Ian estalou levemente o dedo.

A sombra de Ian contorceu-se como uma criatura viva antes de parar.

Os outros magos soltaram pequenos suspiros de admiração.

"É magia das trevas! Você lida com um tipo difícil de magia!"

"Um sujeito incomum."

"..."

Na verdade... parecia que apenas Herta tinha realmente expressado admiração.

Enfim.

"Agora que o último mago chegou, vamos falar sobre o trabalho!"

Como Krysus explicara, os magos estavam esperando por Ian.

Herta, sendo a mais extrovertida, assumiu a liderança na explicação.

"Ian. O quanto você sabe sobre a situação?"

"Eu só sei que o Professor Inglan foi preso."

"Certo. A pessoa que prendeu o Professor Inglan é o representante do Barão Vincents."

"...?"

Os magos haviam chegado antes de Ian e concluído várias investigações.

Eles até descobriram quem capturara Inglan.

Mas o culpado era um tanto inesperado.

"O representante do barão?"

"Sim."

"Então, onde está o Barão Vincents?"

"Ele não está aqui. Ele está em seu próprio domínio."

"???"

O cérebro de Ian entrou em curto-circuito por um momento.

O Barão Vincents não está no domínio do Barão Vincents, mas em seu próprio domínio...?

Que tipo de absurdo era esse?

Vendo a expressão peculiar de Ian, Herta acrescentou tardiamente.

"Ah. O Barão Vincents é o Conde Gremlin."

Ian não pôde deixar de soltar uma risadinha.

Ele entendeu a explicação de Herta.

Títulos medievais estão ligados à terra, não às pessoas.

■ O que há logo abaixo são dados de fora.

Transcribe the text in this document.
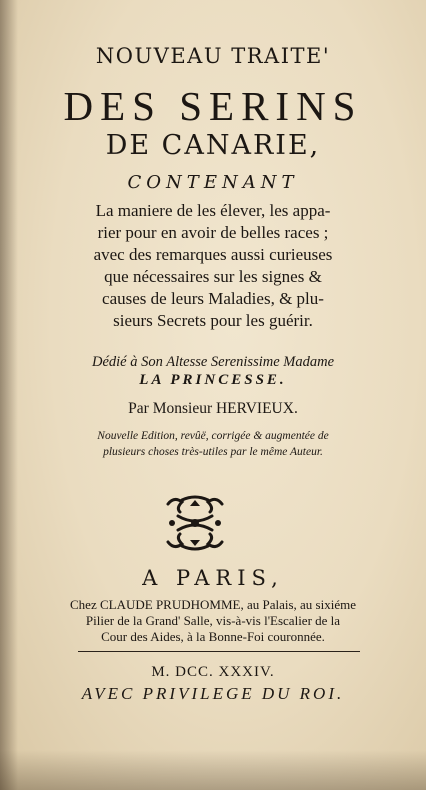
NOUVEAU TRAITE'
DES SERINS
DE CANARIE,
CONTENANT
La maniere de les élever, les appa-
rier pour en avoir de belles races ;
avec des remarques aussi curieuses
que nécessaires sur les signes &
causes de leurs Maladies, & plu-
sieurs Secrets pour les guérir.
Dédié à Son Altesse Serenissime Madame
LA PRINCESSE.
Par Monsieur HERVIEUX.
Nouvelle Edition, revûë, corrigée & augmentée de
plusieurs choses très-utiles par le même Auteur.
A PARIS,
Chez CLAUDE PRUDHOMME, au Palais, au sixiéme
Pilier de la Grand' Salle, vis-à-vis l'Escalier de la
Cour des Aides, à la Bonne-Foi couronnée.
M. DCC. XXXIV.
AVEC PRIVILEGE DU ROI.
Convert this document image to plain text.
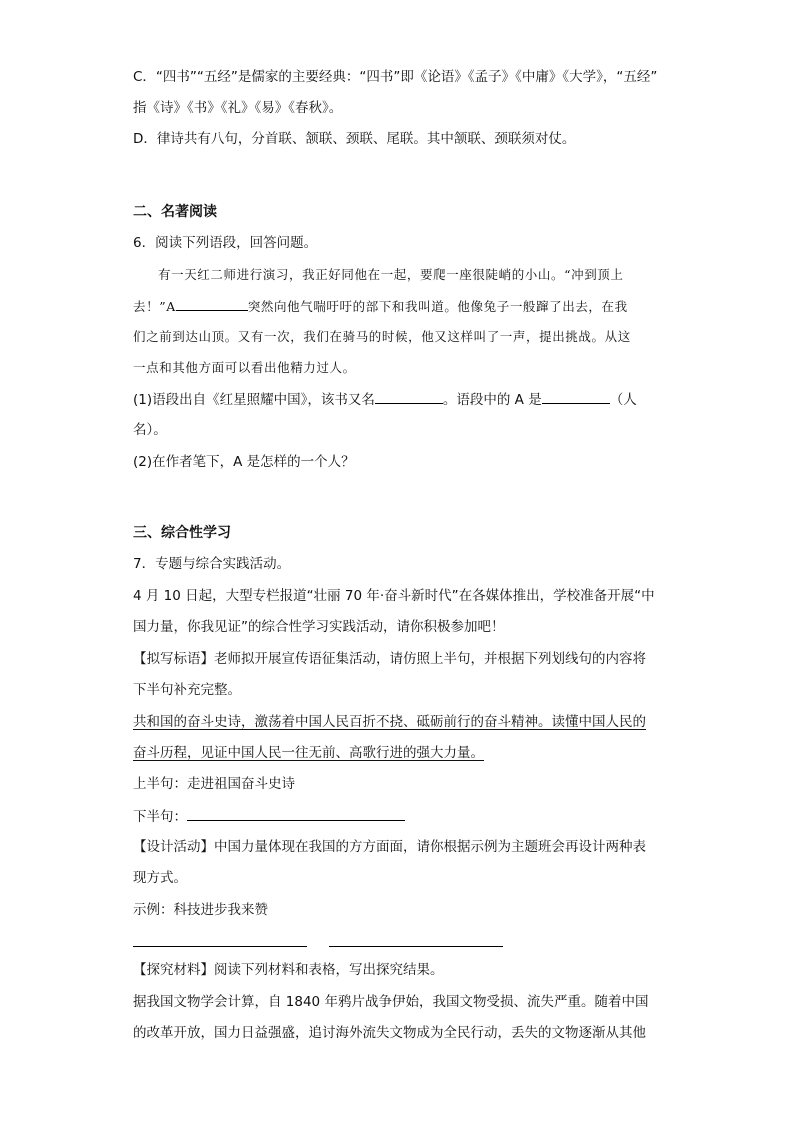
C．“四书”“五经”是儒家的主要经典：“四书”即《论语》《孟子》《中庸》《大学》，“五经”
指《诗》《书》《礼》《易》《春秋》。
D．律诗共有八句，分首联、颔联、颈联、尾联。其中颔联、颈联须对仗。
二、名著阅读
6．阅读下列语段，回答问题。
有一天红二师进行演习，我正好同他在一起，要爬一座很陡峭的小山。“冲到顶上
去！”A	突然向他气喘吁吁的部下和我叫道。他像兔子一般蹿了出去，在我
们之前到达山顶。又有一次，我们在骑马的时候，他又这样叫了一声，提出挑战。从这
一点和其他方面可以看出他精力过人。
(1)语段出自《红星照耀中国》，该书又名	。语段中的 A 是	（人
名）。
(2)在作者笔下，A 是怎样的一个人？
三、综合性学习
7．专题与综合实践活动。
4 月 10 日起，大型专栏报道“壮丽 70 年·奋斗新时代”在各媒体推出，学校准备开展“中
国力量，你我见证”的综合性学习实践活动，请你积极参加吧！
【拟写标语】老师拟开展宣传语征集活动，请仿照上半句，并根据下列划线句的内容将
下半句补充完整。
共和国的奋斗史诗，激荡着中国人民百折不挠、砥砺前行的奋斗精神。读懂中国人民的
奋斗历程，见证中国人民一往无前、高歌行进的强大力量。
上半句：走进祖国奋斗史诗
下半句：
【设计活动】中国力量体现在我国的方方面面，请你根据示例为主题班会再设计两种表
现方式。
示例：科技进步我来赞
【探究材料】阅读下列材料和表格，写出探究结果。
据我国文物学会计算，自 1840 年鸦片战争伊始，我国文物受损、流失严重。随着中国
的改革开放，国力日益强盛，追讨海外流失文物成为全民行动，丢失的文物逐渐从其他
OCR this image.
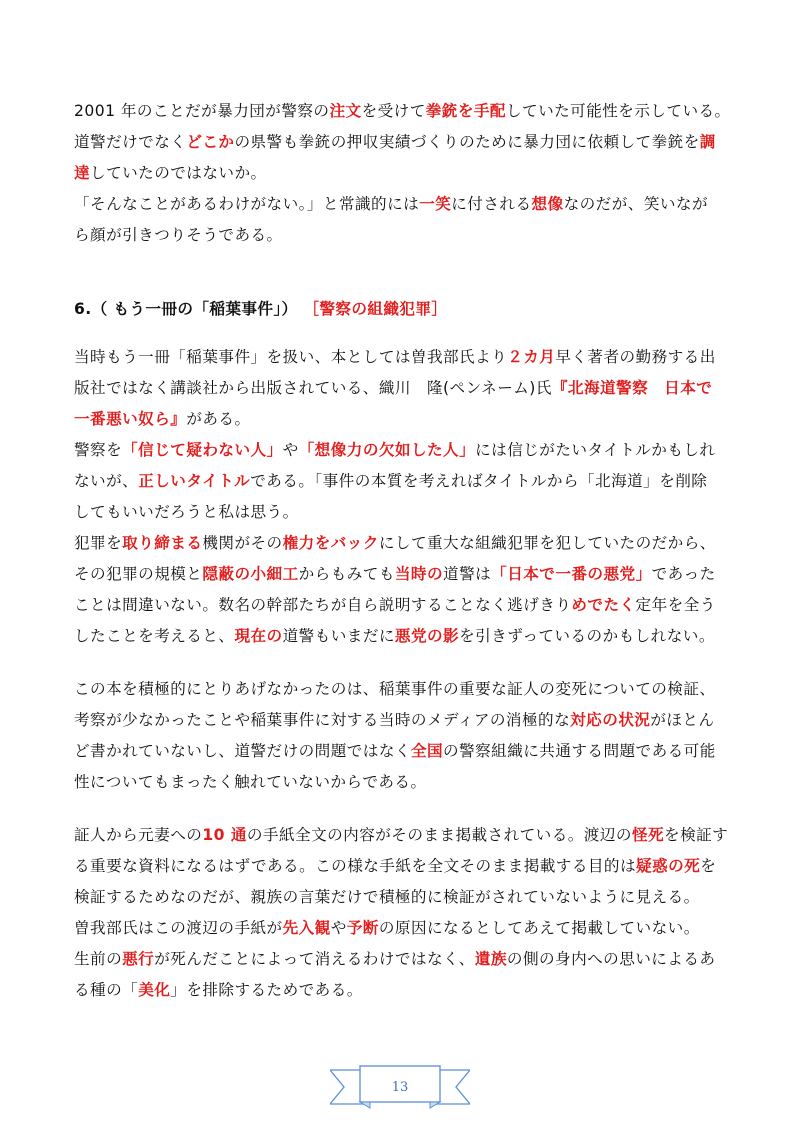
2001 年のことだが暴力団が警察の注文を受けて拳銃を手配していた可能性を示している。

道警だけでなくどこかの県警も拳銃の押収実績づくりのために暴力団に依頼して拳銃を調

達していたのではないか。

「そんなことがあるわけがない。」と常識的には一笑に付される想像なのだが、笑いなが

ら顔が引きつりそうである。

6.（ もう一冊の「稲葉事件」） ［警察の組織犯罪］

当時もう一冊「稲葉事件」を扱い、本としては曽我部氏より２カ月早く著者の勤務する出

版社ではなく講談社から出版されている、織川　隆(ペンネーム)氏『北海道警察　日本で

一番悪い奴ら』がある。

警察を「信じて疑わない人」や「想像力の欠如した人」には信じがたいタイトルかもしれ

ないが、正しいタイトルである。「事件の本質を考えればタイトルから「北海道」を削除

してもいいだろうと私は思う。

犯罪を取り締まる機関がその権力をバックにして重大な組織犯罪を犯していたのだから、

その犯罪の規模と隠蔽の小細工からもみても当時の道警は「日本で一番の悪党」であった

ことは間違いない。数名の幹部たちが自ら説明することなく逃げきりめでたく定年を全う

したことを考えると、現在の道警もいまだに悪党の影を引きずっているのかもしれない。

この本を積極的にとりあげなかったのは、稲葉事件の重要な証人の変死についての検証、

考察が少なかったことや稲葉事件に対する当時のメディアの消極的な対応の状況がほとん

ど書かれていないし、道警だけの問題ではなく全国の警察組織に共通する問題である可能

性についてもまったく触れていないからである。

証人から元妻への10 通の手紙全文の内容がそのまま掲載されている。渡辺の怪死を検証す

る重要な資料になるはずである。この様な手紙を全文そのまま掲載する目的は疑惑の死を

検証するためなのだが、親族の言葉だけで積極的に検証がされていないように見える。

曽我部氏はこの渡辺の手紙が先入観や予断の原因になるとしてあえて掲載していない。

生前の悪行が死んだことによって消えるわけではなく、遺族の側の身内への思いによるあ

る種の「美化」を排除するためである。

13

Barão de Algum Lugar, Conde de Algum Lugar - esses não são títulos oficiais, mas nomes de escrituras de terras.

Em outras palavras, o Barão Vincents ser o Conde Gremlin significava...

O Conde Gremlin possuía duas escrituras de terras.

"Possuir dois títulos. Que desperdício."

"De fato."

No entanto, possuir muitos títulos não era necessariamente uma coisa boa.

Primeiro, é difícil de administrar.

Títulos são tipicamente vinculados a outros títulos por juramentos de fidelidade, e possuir múltiplos títulos poderia levar a juramentos conflitantes.

Por exemplo, imagine um nobre que possui terras tanto na Coreia do Sul quanto no Japão.

Se a guerra eclodir, de que lado eles devem ficar?

E se o Rei do Japão der uma ordem, um nobre coreano deveria segui-la?

Existem muitos outros problemas além desses.

Como alguém administraria domínios muito distantes, e como seria visto pelos outros vassalos possuir muitos títulos?

Cavaleiros sem títulos certamente gostariam de se tornar o senhor do domínio do Barão Vincents.

Mas se seu mestre mantém firmemente uma baronia, ignorando seus vassalos...

Ele certamente pareceria um porco ganancioso.

"O domínio do Barão Vincents é uma terra onde o poder do senhor é fraco."

Ian assentiu.

Ele pensara que o Barão Vincents tinha enlouquecido e capturado Inglan...

Na verdade, era uma situação que tinha pouco a ver com o senhor.